GREEN hosts clothing swap to promote sustainable fashion


The fashion industry is one of the most polluting sectors in the world, responsible for 10 percent of all carbon emissions and 20 percent of global wastewater. In response, some Georgetown students are promoting sustainable clothing practices in their own communities through the reuse of fashion.

Georgetown Renewable Energy and Environmental Network (GREEN), the university’s largest environmental student organization, held a clothing swap on October 10 for students to exchange clothes they no longer wanted. The GREEN exchange was aimed at reducing wasted clothing while allowing students to get new clothes for free.

“Clothes generate a lot of waste,” said Rita Alan (COL ’24), a GREEN member who helped run the exchange. “We wanted to do something about all the garbage caused by clothes thrown around campus. “

While most clothing exchanges require each attendee to bring something to trade in order to take something away, GREEN says their standards are more lax. “People have come to drop off clothes that they no longer want and have looked at the clothes that are here,” Alan said. “Everyone is welcome to take clothes, whether they bring something or not. The club has relaxed its definition to ensure as much participation as possible while ensuring that no excess clothing remains.

The average American sheds about 81 pounds of clothing each year. Of all the clothes thrown away, 57% ends up in landfills, where synthetic plastics in cheap fabrics wreak havoc on the environment. These plastics can end up in the ocean and take a long time to dissolve, damaging marine life and contributing to climate change.

While donating to thrift stores seems like a good way to reduce wasted clothing, most donations are thrown away if they are not sold within a certain amount of time. Unwanted clothing from American thrift stores is sent to other countries, such as Pakistan and Malaysia, and if the clothing is in unusable condition, it is shredded and used as insulation. Clothing sold overseas can also harm local clothing markets, often displacing regional businesses.

Fast fashion brands such as Shein, Zara, and Forever 21 have gained tremendous popularity in recent years and have exacerbated the waste problem. Fast fashion is inexpensive clothing that is produced as quickly as possible to keep up with ever-changing trend cycles and high consumption rates. Since these garments have to be made quickly and inexpensively for companies to keep their business models, they are often made in poor conditions with faded materials. Manufactured quickly and carelessly, their lifespan is much shorter than that of clothing created in a more sustainable manner. All the damage the fashion industry is contributing to the environment has inspired groups like GREEN fighting climate change to formulate creative opportunities for people to buy second-hand clothes and shop in a sustainable way.

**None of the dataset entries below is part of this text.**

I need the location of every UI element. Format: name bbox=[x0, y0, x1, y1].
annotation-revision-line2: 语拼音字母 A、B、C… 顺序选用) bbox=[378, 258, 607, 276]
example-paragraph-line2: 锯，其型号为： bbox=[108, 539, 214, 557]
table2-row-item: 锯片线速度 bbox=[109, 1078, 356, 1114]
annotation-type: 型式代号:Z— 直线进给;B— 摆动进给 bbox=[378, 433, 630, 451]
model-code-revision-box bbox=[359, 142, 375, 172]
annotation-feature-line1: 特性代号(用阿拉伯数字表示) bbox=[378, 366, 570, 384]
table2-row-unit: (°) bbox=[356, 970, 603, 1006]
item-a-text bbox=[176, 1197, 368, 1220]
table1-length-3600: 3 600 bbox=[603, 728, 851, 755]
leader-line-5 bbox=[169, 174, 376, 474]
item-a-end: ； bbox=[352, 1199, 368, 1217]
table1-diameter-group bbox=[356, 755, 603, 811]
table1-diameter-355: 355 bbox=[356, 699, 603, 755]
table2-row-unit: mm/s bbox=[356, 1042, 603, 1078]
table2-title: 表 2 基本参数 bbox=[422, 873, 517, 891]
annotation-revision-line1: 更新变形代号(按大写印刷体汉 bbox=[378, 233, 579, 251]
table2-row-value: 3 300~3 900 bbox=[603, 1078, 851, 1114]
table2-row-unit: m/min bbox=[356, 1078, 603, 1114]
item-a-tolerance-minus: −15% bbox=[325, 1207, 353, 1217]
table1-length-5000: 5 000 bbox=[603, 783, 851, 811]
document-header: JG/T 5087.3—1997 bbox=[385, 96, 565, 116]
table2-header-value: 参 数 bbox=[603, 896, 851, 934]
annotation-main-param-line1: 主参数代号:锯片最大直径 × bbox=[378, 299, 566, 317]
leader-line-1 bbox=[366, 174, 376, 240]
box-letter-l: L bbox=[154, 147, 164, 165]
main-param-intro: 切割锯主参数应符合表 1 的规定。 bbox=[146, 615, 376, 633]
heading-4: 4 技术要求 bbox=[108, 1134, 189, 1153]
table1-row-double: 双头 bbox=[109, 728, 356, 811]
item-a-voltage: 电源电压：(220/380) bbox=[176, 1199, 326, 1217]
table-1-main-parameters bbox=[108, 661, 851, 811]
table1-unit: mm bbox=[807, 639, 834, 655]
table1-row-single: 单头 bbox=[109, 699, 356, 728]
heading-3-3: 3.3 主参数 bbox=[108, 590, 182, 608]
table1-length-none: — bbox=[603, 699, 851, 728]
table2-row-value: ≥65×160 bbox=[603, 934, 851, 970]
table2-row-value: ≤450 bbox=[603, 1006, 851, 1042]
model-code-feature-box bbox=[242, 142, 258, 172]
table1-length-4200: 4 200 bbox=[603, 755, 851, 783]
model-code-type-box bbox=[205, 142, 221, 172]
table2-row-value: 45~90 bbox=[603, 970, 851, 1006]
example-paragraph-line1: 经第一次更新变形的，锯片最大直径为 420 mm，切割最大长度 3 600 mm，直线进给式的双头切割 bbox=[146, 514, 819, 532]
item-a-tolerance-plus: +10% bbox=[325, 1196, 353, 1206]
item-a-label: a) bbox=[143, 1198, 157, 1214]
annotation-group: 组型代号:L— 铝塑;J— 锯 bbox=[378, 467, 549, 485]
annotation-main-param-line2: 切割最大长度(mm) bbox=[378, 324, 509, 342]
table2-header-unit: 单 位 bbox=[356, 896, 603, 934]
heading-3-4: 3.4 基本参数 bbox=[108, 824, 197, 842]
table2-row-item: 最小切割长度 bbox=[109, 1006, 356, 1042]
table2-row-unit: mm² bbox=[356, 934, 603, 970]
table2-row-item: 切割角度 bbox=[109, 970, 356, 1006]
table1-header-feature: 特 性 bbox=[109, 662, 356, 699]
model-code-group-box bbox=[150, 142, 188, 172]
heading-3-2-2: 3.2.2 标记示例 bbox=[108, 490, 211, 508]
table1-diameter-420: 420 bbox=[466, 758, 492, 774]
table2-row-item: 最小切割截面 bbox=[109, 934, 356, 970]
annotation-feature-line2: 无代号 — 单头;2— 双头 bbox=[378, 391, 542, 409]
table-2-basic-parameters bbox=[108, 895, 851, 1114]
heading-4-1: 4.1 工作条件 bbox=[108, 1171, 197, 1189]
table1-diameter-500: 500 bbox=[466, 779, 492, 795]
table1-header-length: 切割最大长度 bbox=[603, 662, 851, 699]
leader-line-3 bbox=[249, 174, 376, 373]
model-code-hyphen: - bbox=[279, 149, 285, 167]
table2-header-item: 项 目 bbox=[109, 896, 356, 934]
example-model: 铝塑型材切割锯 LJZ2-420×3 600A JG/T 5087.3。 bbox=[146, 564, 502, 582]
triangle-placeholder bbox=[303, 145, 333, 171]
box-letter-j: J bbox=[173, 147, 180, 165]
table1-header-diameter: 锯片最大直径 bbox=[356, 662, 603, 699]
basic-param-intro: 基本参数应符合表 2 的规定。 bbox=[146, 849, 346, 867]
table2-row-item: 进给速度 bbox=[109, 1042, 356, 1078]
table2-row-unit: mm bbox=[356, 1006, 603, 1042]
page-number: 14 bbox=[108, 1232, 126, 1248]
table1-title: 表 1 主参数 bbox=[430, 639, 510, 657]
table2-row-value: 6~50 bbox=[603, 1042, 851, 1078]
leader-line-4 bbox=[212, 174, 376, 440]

In addition to the clothing exchange, GREEN has other initiatives to promote sustainability on campus. It currently has six teams: gardening, zero waste, education, energy and water, environmental justice and bees, a group that takes care of and collects honey from beehives on campus.

“Our main goal is to increase sustainable practices within student life and to bring sustainable education to the campus and also to advocate for greater sustainability with the administration,” said the president of GREEN Anu Lamsal (SFS ’23) in an interview with the Voice. In the past, the club has organized educational events and projects to promote more sustainable practices on campus.

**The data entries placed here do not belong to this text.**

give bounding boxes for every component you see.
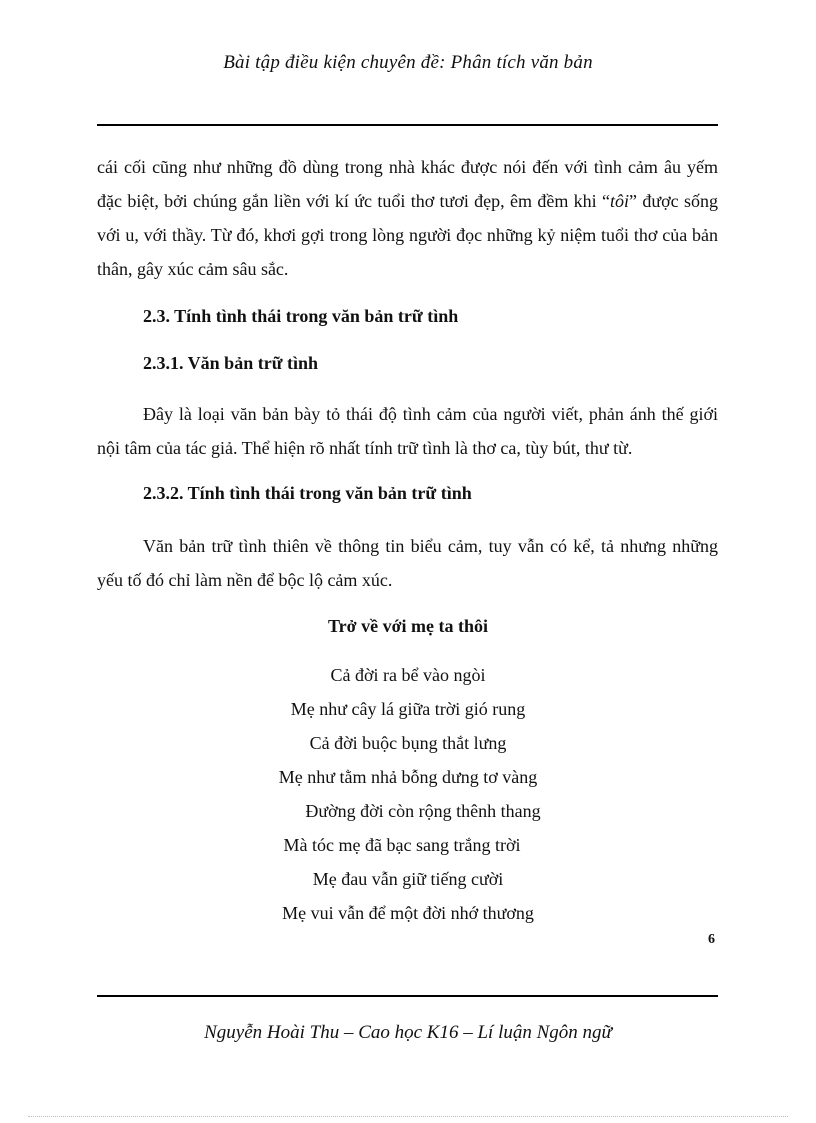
paragraph-2-3-1: Đây là loại văn bản bày tỏ thái độ tình cảm của người viết, phản ánh thế giới nội tâm của tác giả. Thể hiện rõ nhất tính trữ tình là thơ ca, tùy bút, thư từ. bbox=[97, 404, 718, 458]
paragraph-continuation bbox=[97, 150, 718, 286]
poem-line: Mẹ đau vẫn giữ tiếng cười bbox=[312, 869, 504, 889]
poem-line: Mẹ như tằm nhả bỗng dưng tơ vàng bbox=[278, 767, 538, 787]
footer-divider bbox=[97, 995, 718, 997]
paragraph-2-3-2: Văn bản trữ tình thiên về thông tin biểu cảm, tuy vẫn có kể, tả nhưng những yếu tố đó chỉ làm nền để bộc lộ cảm xúc. bbox=[97, 536, 718, 590]
poem-line: Mà tóc mẹ đã bạc sang trắng trời bbox=[283, 835, 521, 855]
page-footer: Nguyễn Hoài Thu – Cao học K16 – Lí luận Ngôn ngữ bbox=[204, 1022, 612, 1043]
paragraph-emphasis: tôi bbox=[610, 191, 630, 211]
section-heading-2-3: 2.3. Tính tình thái trong văn bản trữ tình bbox=[143, 306, 459, 326]
page-header: Bài tập điều kiện chuyên đề: Phân tích văn bản bbox=[223, 52, 593, 73]
paragraph-text-after: ” được sống với u, với thầy. Từ đó, khơi gợi trong lòng người đọc những kỷ niệm tuổi thơ của bản thân, gây xúc cảm sâu sắc. bbox=[97, 191, 718, 279]
page-edge-dots bbox=[28, 1116, 788, 1117]
poem-body bbox=[0, 658, 816, 930]
poem-line: Cả đời ra bể vào ngòi bbox=[330, 665, 486, 685]
section-heading-2-3-1: 2.3.1. Văn bản trữ tình bbox=[143, 353, 319, 373]
paragraph-text-before: cái cối cũng như những đồ dùng trong nhà khác được nói đến với tình cảm âu yếm đặc biệt, bởi chúng gắn liền với kí ức tuổi thơ tươi đẹp, êm đềm khi “ bbox=[97, 157, 718, 211]
page-number: 6 bbox=[708, 932, 715, 947]
poem-title: Trở về với mẹ ta thôi bbox=[327, 616, 489, 636]
section-heading-2-3-2: 2.3.2. Tính tình thái trong văn bản trữ tình bbox=[143, 483, 472, 503]
poem-line: Đường đời còn rộng thênh thang bbox=[305, 801, 541, 821]
poem-line: Mẹ vui vẫn để một đời nhớ thương bbox=[282, 903, 534, 923]
poem-line: Cả đời buộc bụng thắt lưng bbox=[309, 733, 507, 753]
poem-line: Mẹ như cây lá giữa trời gió rung bbox=[290, 699, 526, 719]
header-divider bbox=[97, 124, 718, 126]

This wasn’t GREEN’s first successful clothing swap. In the summer of 2021, GREEN members who lived in DC exchanged clothes, and given the large number of people who participated in the exchange on October 10, GREEN believes Georgetown students are excited about the initiative and will continue to participate in future discussions.

GREEN plans to pursue more initiatives to continue its mission of reducing waste on campus. “As an offshoot of the clothing exchange, we hope to start a pop-up thrift store,” Lamsal said. “We had a lot of clothes left from the clothes exchange and we don’t want to waste them. We thought if we could stock up [clothing] Georgetown students and then sell it to other students, so we could reduce textile waste and that would be really efficient.

According to Alan, getting affordable second-hand clothes is important for many students who can’t afford new clothes, especially in a city where even local thrift stores can be expensive. “It’s pretty hard to save money in the DC area. Most of the places are quite remote and the options, especially in Washington, are very limited and more expensive, ”she said.

Club members plan to open a savings window on campus by the start of the next semester. GREEN will collect student donations which will then be collected and sold in pop-ups at affordable prices. All proceeds will go to Georgetown Mutual Aid, a student organization that manages community donations to other students. The details of the pop-up have not been fully understood, but it will happen sporadically on campus, where students can easily engage in this sustainable fashion practice.

Initiatives such as GREEN’s Clothing Exchange help both sustainability-conscious students as well as those who would benefit from cheap or free clothing alternatives. Income from thrift stores will be another channel for redistributing resources among students.

Tackling fast fashion is a priority for GREEN, and members plan to organize educational events on the fashion industry and its contribution to climate change. “Our educational team will undertake projects regarding clothing waste education, and I think they hope to launch a poster campaign on clothing waste, textile waste, fast fashion,” said Lamsal.

With these upcoming initiatives and events, GREEN hopes to inspire more people to buy second-hand and pay more attention to their buying habits, as well as to realize the serious damage the fashion industry is causing to the industry. weather.